Greenland sharks are believed to live for about 500 years, making them the oldest living vertebrates in the world. dottedyeti –
The fermented meat of Greenland sharks is considered a delicacy in some parts of the world. Universal Images Group via Getty Images

“The results support our hypothesis that the Greenland shark does not show the same traditional signs of aging as other animals.”

Scientists previously thought the fish, which is typically nearly blind and doesn’t reach maturity until around 150 years old, owed its centuries-long lifespan to its habitat: the deep, icy waters of the North Atlantic, which require slow, energy-saving movements.

But researchers have now discovered a new clue to the metabolic muscle linked to sharks, the world’s longest-living vertebrate species, and say it could eventually help treat heart disease in humans.

“We want to understand what adaptations they have that allow them to live so long,” Camplisson said.

“Studying the Greenland shark and its heart can help us better understand our own cardiovascular health, problems that become more common and severe as we age.”

A Greenland shark is pulled through the ice by fishermen. Gamma-Rapho via Getty Images

Little is known about the creatures, one of the largest sharks in the world, except for their record-breaking lifespan.

According to researchers, one of the animals, which died in 2016, was likely born around 1620.

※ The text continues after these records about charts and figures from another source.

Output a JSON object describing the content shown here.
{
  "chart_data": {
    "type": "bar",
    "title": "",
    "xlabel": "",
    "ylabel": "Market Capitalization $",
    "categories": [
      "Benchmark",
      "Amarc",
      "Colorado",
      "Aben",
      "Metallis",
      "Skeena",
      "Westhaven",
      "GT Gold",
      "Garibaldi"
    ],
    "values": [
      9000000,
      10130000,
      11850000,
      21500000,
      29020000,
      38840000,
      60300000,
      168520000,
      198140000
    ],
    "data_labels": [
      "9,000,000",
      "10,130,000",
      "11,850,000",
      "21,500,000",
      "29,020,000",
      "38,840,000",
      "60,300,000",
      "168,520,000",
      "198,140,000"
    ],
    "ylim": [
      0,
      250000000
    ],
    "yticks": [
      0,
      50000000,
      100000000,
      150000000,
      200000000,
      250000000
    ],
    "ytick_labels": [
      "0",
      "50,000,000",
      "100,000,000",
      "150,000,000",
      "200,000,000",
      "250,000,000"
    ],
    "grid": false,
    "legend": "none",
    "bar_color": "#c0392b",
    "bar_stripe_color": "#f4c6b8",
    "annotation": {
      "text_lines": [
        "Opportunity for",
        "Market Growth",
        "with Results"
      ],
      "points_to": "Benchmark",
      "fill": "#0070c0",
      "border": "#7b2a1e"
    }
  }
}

According to the conservation organization Oceana, the scavengers typically grow to about 24 feet (7.3 meters) long and weigh 2,200 pounds (990 kilograms). They feed on rotting prey, such as polar bears and reindeer.

They are born with relatively small eyes that are usually nearly useless due to parasitic crustaceans that eat away at their corneas. However, their remarkable sense of smell keeps the sharks well-fed as they dig out rotting flesh.

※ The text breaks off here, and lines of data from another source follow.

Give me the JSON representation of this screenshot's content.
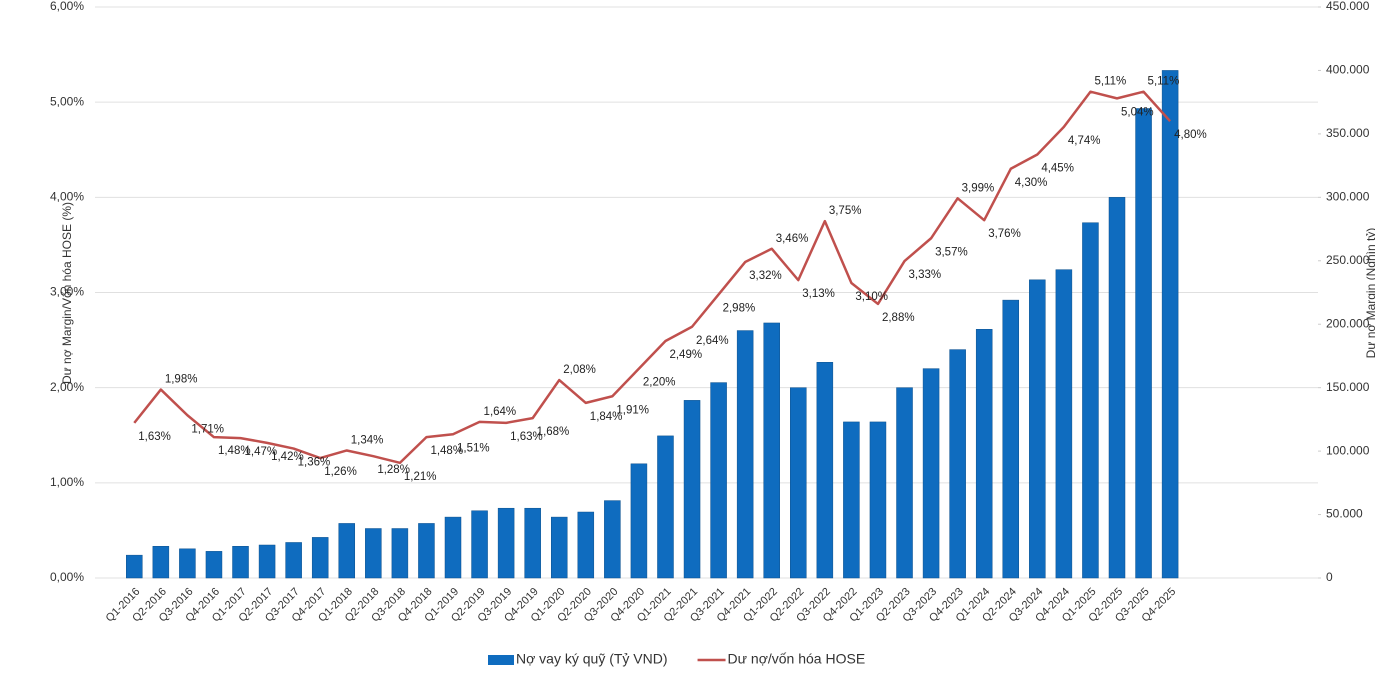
{
  "chart_data": {
    "type": "combo",
    "y_label": "Dư nợ Margin/Vốn hóa HOSE (%)",
    "y2_label": "Dư nợ Margin (Nghìn tỷ)",
    "categories": [
      "Q1-2016",
      "Q2-2016",
      "Q3-2016",
      "Q4-2016",
      "Q1-2017",
      "Q2-2017",
      "Q3-2017",
      "Q4-2017",
      "Q1-2018",
      "Q2-2018",
      "Q3-2018",
      "Q4-2018",
      "Q1-2019",
      "Q2-2019",
      "Q3-2019",
      "Q4-2019",
      "Q1-2020",
      "Q2-2020",
      "Q3-2020",
      "Q4-2020",
      "Q1-2021",
      "Q2-2021",
      "Q3-2021",
      "Q4-2021",
      "Q1-2022",
      "Q2-2022",
      "Q3-2022",
      "Q4-2022",
      "Q1-2023",
      "Q2-2023",
      "Q3-2023",
      "Q4-2023",
      "Q1-2024",
      "Q2-2024",
      "Q3-2024",
      "Q4-2024",
      "Q1-2025",
      "Q2-2025",
      "Q3-2025",
      "Q4-2025"
    ],
    "series": [
      {
        "name": "Nợ vay ký quỹ (Tỷ VND)",
        "type": "bar",
        "axis": "y2",
        "color": "#0f6cbf",
        "values": [
          18000,
          25000,
          23000,
          21000,
          25000,
          26000,
          28000,
          32000,
          43000,
          39000,
          39000,
          43000,
          48000,
          53000,
          55000,
          55000,
          48000,
          52000,
          61000,
          90000,
          112000,
          140000,
          154000,
          195000,
          201000,
          150000,
          170000,
          123000,
          123000,
          150000,
          165000,
          180000,
          196000,
          219000,
          235000,
          243000,
          280000,
          300000,
          370000,
          400000
        ]
      },
      {
        "name": "Dư nợ/vốn hóa HOSE",
        "type": "line",
        "axis": "y",
        "color": "#c0504d",
        "values": [
          1.63,
          1.98,
          1.71,
          1.48,
          1.47,
          1.42,
          1.36,
          1.26,
          1.34,
          1.28,
          1.21,
          1.48,
          1.51,
          1.64,
          1.63,
          1.68,
          2.08,
          1.84,
          1.91,
          2.2,
          2.49,
          2.64,
          2.98,
          3.32,
          3.46,
          3.13,
          3.75,
          3.1,
          2.88,
          3.33,
          3.57,
          3.99,
          3.76,
          4.3,
          4.45,
          4.74,
          5.11,
          5.04,
          5.11,
          4.8
        ],
        "value_labels": [
          "1,63%",
          "1,98%",
          "1,71%",
          "1,48%",
          "1,47%",
          "1,42%",
          "1,36%",
          "1,26%",
          "1,34%",
          "1,28%",
          "1,21%",
          "1,48%",
          "1,51%",
          "1,64%",
          "1,63%",
          "1,68%",
          "2,08%",
          "1,84%",
          "1,91%",
          "2,20%",
          "2,49%",
          "2,64%",
          "2,98%",
          "3,32%",
          "3,46%",
          "3,13%",
          "3,75%",
          "3,10%",
          "2,88%",
          "3,33%",
          "3,57%",
          "3,99%",
          "3,76%",
          "4,30%",
          "4,45%",
          "4,74%",
          "5,11%",
          "5,04%",
          "5,11%",
          "4,80%"
        ]
      }
    ],
    "ylim": [
      0,
      6
    ],
    "yticks": [
      {
        "value": 0,
        "label": "0,00%"
      },
      {
        "value": 1,
        "label": "1,00%"
      },
      {
        "value": 2,
        "label": "2,00%"
      },
      {
        "value": 3,
        "label": "3,00%"
      },
      {
        "value": 4,
        "label": "4,00%"
      },
      {
        "value": 5,
        "label": "5,00%"
      },
      {
        "value": 6,
        "label": "6,00%"
      }
    ],
    "y2lim": [
      0,
      450000
    ],
    "y2ticks": [
      0,
      {
        "value": 50000,
        "label": "50.000"
      },
      {
        "value": 100000,
        "label": "100.000"
      },
      {
        "value": 150000,
        "label": "150.000"
      },
      {
        "value": 200000,
        "label": "200.000"
      },
      {
        "value": 250000,
        "label": "250.000"
      },
      {
        "value": 300000,
        "label": "300.000"
      },
      {
        "value": 350000,
        "label": "350.000"
      },
      {
        "value": 400000,
        "label": "400.000"
      },
      {
        "value": 450000,
        "label": "450.000"
      }
    ],
    "grid": true,
    "legend": "bottom"
  }
}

Greenland shark meat hangs in a drying hut in Iceland. Universal Images Group via Getty Images

Some people believe the sharks can enter fresh water, leading to speculation that it could have been the Loch Ness Monster, Oceana reported.

“My ultimate goal is to protect the species,” Camplisson told the Telegraph of his research on the sharks. “And the best way to do that is to understand them better.”